Context and dataset description

There are many factors that influence the price of property for rent. Some of these factors include the location of the property, the size of the property, the condition of the property, the amenities that are available at the property, and the rental history of the property. Booking a hotel online can be a great way to save money on your trip. Many hotels offer online booking services that allow us to make reservations without having to speak to a live person. We can also find great deals on hotels by using online travel agencies. When booking hotels online, there are a few common issues that can arise. Some of the most common problems include being unable to locate the hotel we seek, being charged for services we did not use, dealing with difficult customer service, being unable to make a reservation, and being unable to obtain a refund for a reservation. At the cost of this issues, the price of a property can varies. Some of the online platform utilise these constraints to formulate a customised pricing strategy to attract customers to book the properties using their platform. The Objective of this project is to determine the factors that can influence the price for one night stay in Paris using data gathering utilizing web scrapping an online hotel booking platform – Booking.com.

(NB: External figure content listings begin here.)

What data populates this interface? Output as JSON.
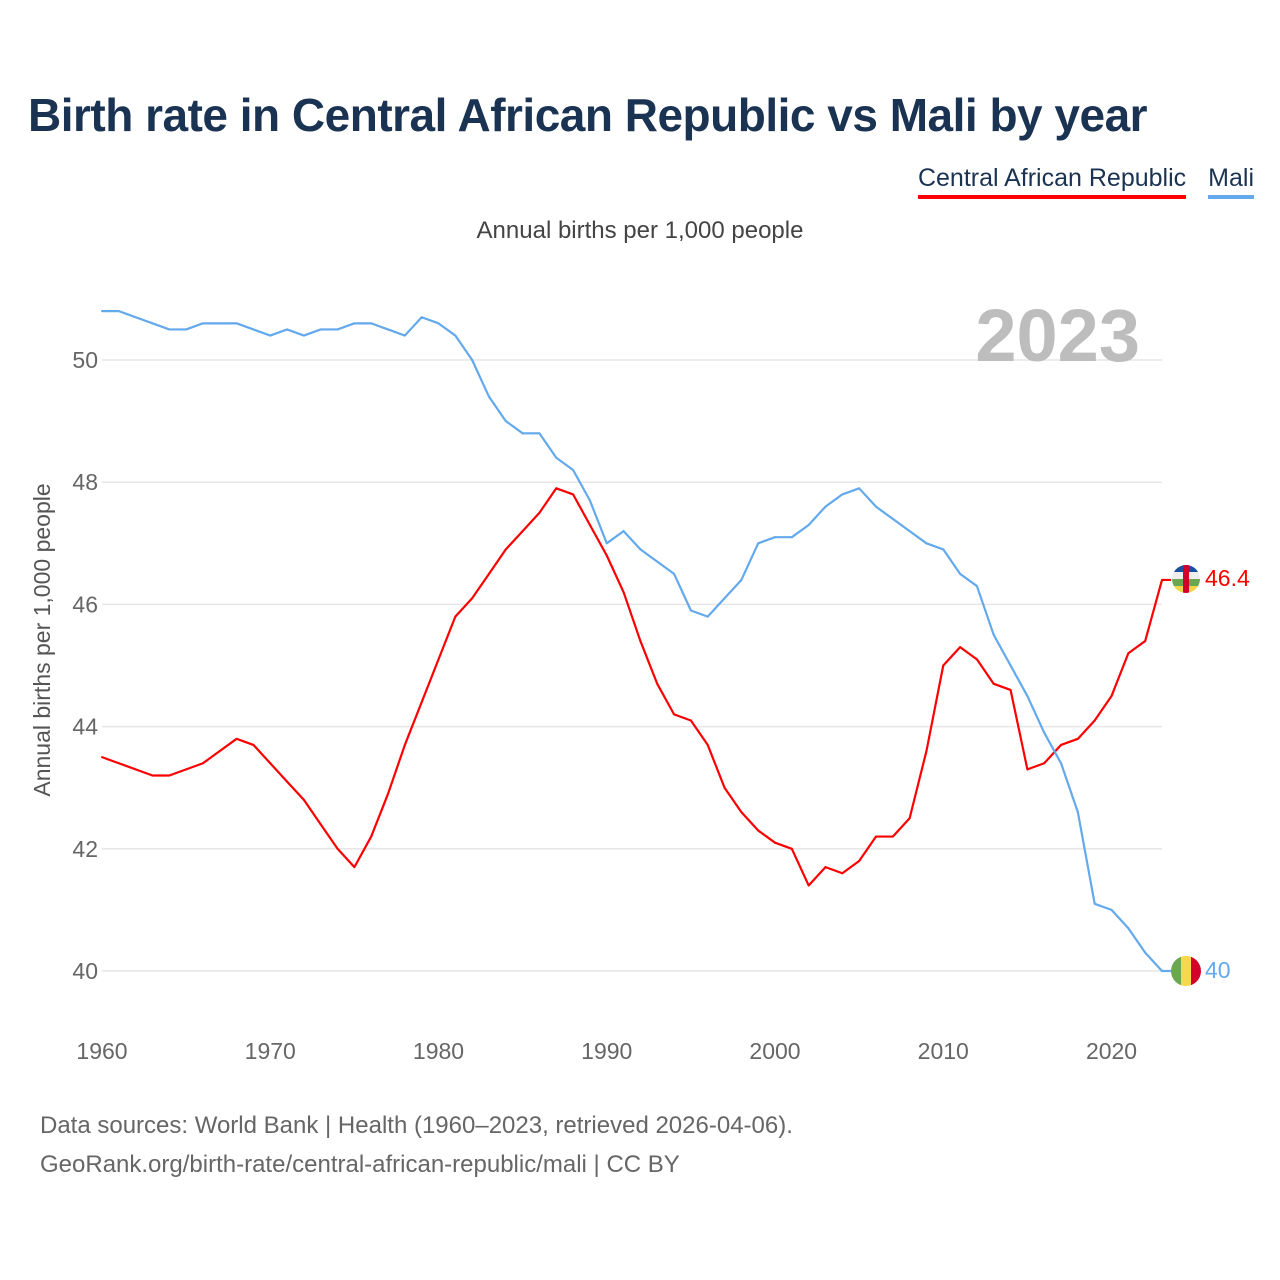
{
  "title": "Birth rate in Central African Republic vs Mali by year",
  "legend": [
    {
      "label": "Central African Republic",
      "color": "#ff0000"
    },
    {
      "label": "Mali",
      "color": "#63a9ec"
    }
  ],
  "subtitle": "Annual births per 1,000 people",
  "year_label": "2023",
  "footer": {
    "line1": "Data sources: World Bank | Health (1960–2023, retrieved 2026-04-06).",
    "line2": "GeoRank.org/birth-rate/central-african-republic/mali | CC BY"
  },
  "chart_data": {
    "type": "line",
    "title": "Birth rate in Central African Republic vs Mali by year",
    "xlabel": "",
    "ylabel": "Annual births per 1,000 people",
    "xlim": [
      1960,
      2023
    ],
    "ylim": [
      40,
      50
    ],
    "grid": true,
    "legend_position": "top-right",
    "x_ticks": [
      "1960",
      "1970",
      "1980",
      "1990",
      "2000",
      "2010",
      "2020"
    ],
    "y_ticks": [
      "40",
      "42",
      "44",
      "46",
      "48",
      "50"
    ],
    "x": [
      1960,
      1961,
      1962,
      1963,
      1964,
      1965,
      1966,
      1967,
      1968,
      1969,
      1970,
      1971,
      1972,
      1973,
      1974,
      1975,
      1976,
      1977,
      1978,
      1979,
      1980,
      1981,
      1982,
      1983,
      1984,
      1985,
      1986,
      1987,
      1988,
      1989,
      1990,
      1991,
      1992,
      1993,
      1994,
      1995,
      1996,
      1997,
      1998,
      1999,
      2000,
      2001,
      2002,
      2003,
      2004,
      2005,
      2006,
      2007,
      2008,
      2009,
      2010,
      2011,
      2012,
      2013,
      2014,
      2015,
      2016,
      2017,
      2018,
      2019,
      2020,
      2021,
      2022,
      2023
    ],
    "series": [
      {
        "name": "Central African Republic",
        "color": "#ff0000",
        "end_label": "46.4",
        "values": [
          43.5,
          43.4,
          43.3,
          43.2,
          43.2,
          43.3,
          43.4,
          43.6,
          43.8,
          43.7,
          43.4,
          43.1,
          42.8,
          42.4,
          42.0,
          41.7,
          42.2,
          42.9,
          43.7,
          44.4,
          45.1,
          45.8,
          46.1,
          46.5,
          46.9,
          47.2,
          47.5,
          47.9,
          47.8,
          47.3,
          46.8,
          46.2,
          45.4,
          44.7,
          44.2,
          44.1,
          43.7,
          43.0,
          42.6,
          42.3,
          42.1,
          42.0,
          41.4,
          41.7,
          41.6,
          41.8,
          42.2,
          42.2,
          42.5,
          43.6,
          45.0,
          45.3,
          45.1,
          44.7,
          44.6,
          43.3,
          43.4,
          43.7,
          43.8,
          44.1,
          44.5,
          45.2,
          45.4,
          46.4
        ]
      },
      {
        "name": "Mali",
        "color": "#63a9ec",
        "end_label": "40",
        "values": [
          50.8,
          50.8,
          50.7,
          50.6,
          50.5,
          50.5,
          50.6,
          50.6,
          50.6,
          50.5,
          50.4,
          50.5,
          50.4,
          50.5,
          50.5,
          50.6,
          50.6,
          50.5,
          50.4,
          50.7,
          50.6,
          50.4,
          50.0,
          49.4,
          49.0,
          48.8,
          48.8,
          48.4,
          48.2,
          47.7,
          47.0,
          47.2,
          46.9,
          46.7,
          46.5,
          45.9,
          45.8,
          46.1,
          46.4,
          47.0,
          47.1,
          47.1,
          47.3,
          47.6,
          47.8,
          47.9,
          47.6,
          47.4,
          47.2,
          47.0,
          46.9,
          46.5,
          46.3,
          45.5,
          45.0,
          44.5,
          43.9,
          43.4,
          42.6,
          41.1,
          41.0,
          40.7,
          40.3,
          40.0
        ]
      }
    ]
  }
}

Booking.com is a small Dutch start-up which is one of the top global providers of online travel services. The goal is to make it simpler for everyone to travel. It connects millions of travellers for an unforgettable experiences, a wide range of transportation options, and amazing places to stay, including homes, hotels, and many more, by investing in technology that removes the friction from travel.

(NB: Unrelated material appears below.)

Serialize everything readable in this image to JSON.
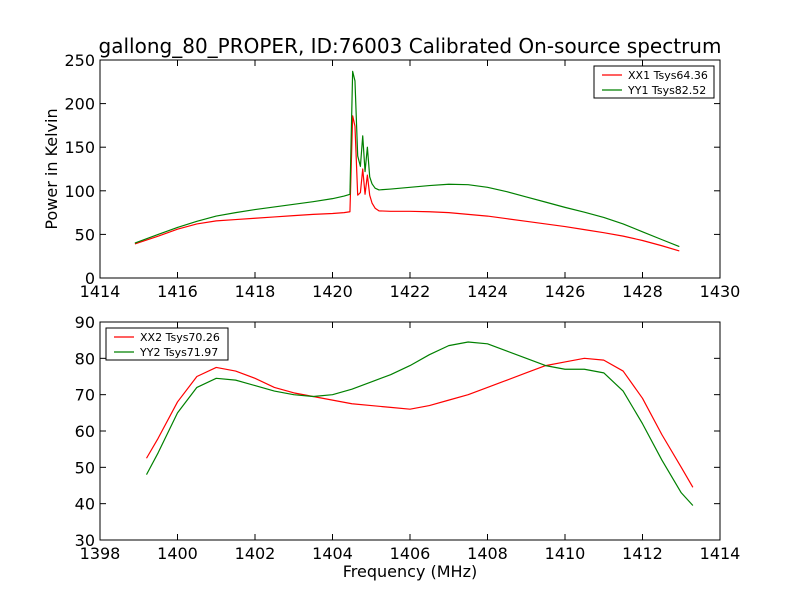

To extract the available data over the internet, we need web scraping if we want to collect those data effectively. Selenium, Requests and Beautiful Soup are effective tools for the job in Python. For the current task we are scrapping information regarding available property for one night stay in Paris on Booking.com. Using the scrapper, we are extracting information about the property name, preferred plus status, number of stars, address, proximity to the city center, availability of a metro stop nearby, reviews from booking.com and user feedback, room, and bed types, whether the property is travel sustainable or not, rating, price per night, whether breakfast is included, and whether prepayment is required or not.

  • property_name
  • preferred_plus_property
  • property_stars
  • property_address
  • dist_from_center
  • metro_access
  • booking_reviews
  • user_reviews
  • room_type
  • bed_type
  • sus_property_type
  • property_rating
  • price_per_night
  • breakfast_included
  • free_cancellation_no_prepayment

Approach

In the project, we are using a scrapper which automatically search for the available properties for stay in Paris at the present and navigate through each page and scrap all the required information and feed it to relevant columns. Following which we create a pandas data frame for exploratory data analysis and extract the data in excel and csv format file to have a backup copy of the data.

Challenges

During the process, we can observe that the data extracted needs to be cleaned and converted into relevant format in order to work on exploratory data analysis. Further, there are multiple elements which can introduce data inaccuracy due to the additional elements available in the given container section of the product such as discounted price. Also, the additional banner appearing on the windows/screen such as user consent for storing cookies, sign in popup, and interaction with calendar element can break the existing code during the compilation process. To extract the "proper" information, we must understand the data and its context. Without domain expertise, we risk giving out inaccurate and misleading information.

Conclusion

Property rating, user reviews, distance from the city center, metro accessibility, free cancellation, and complimentary breakfast option can all have a significant impact on the price of a one-night stay. Using these criteria, hotels can vary their prices for one night stay.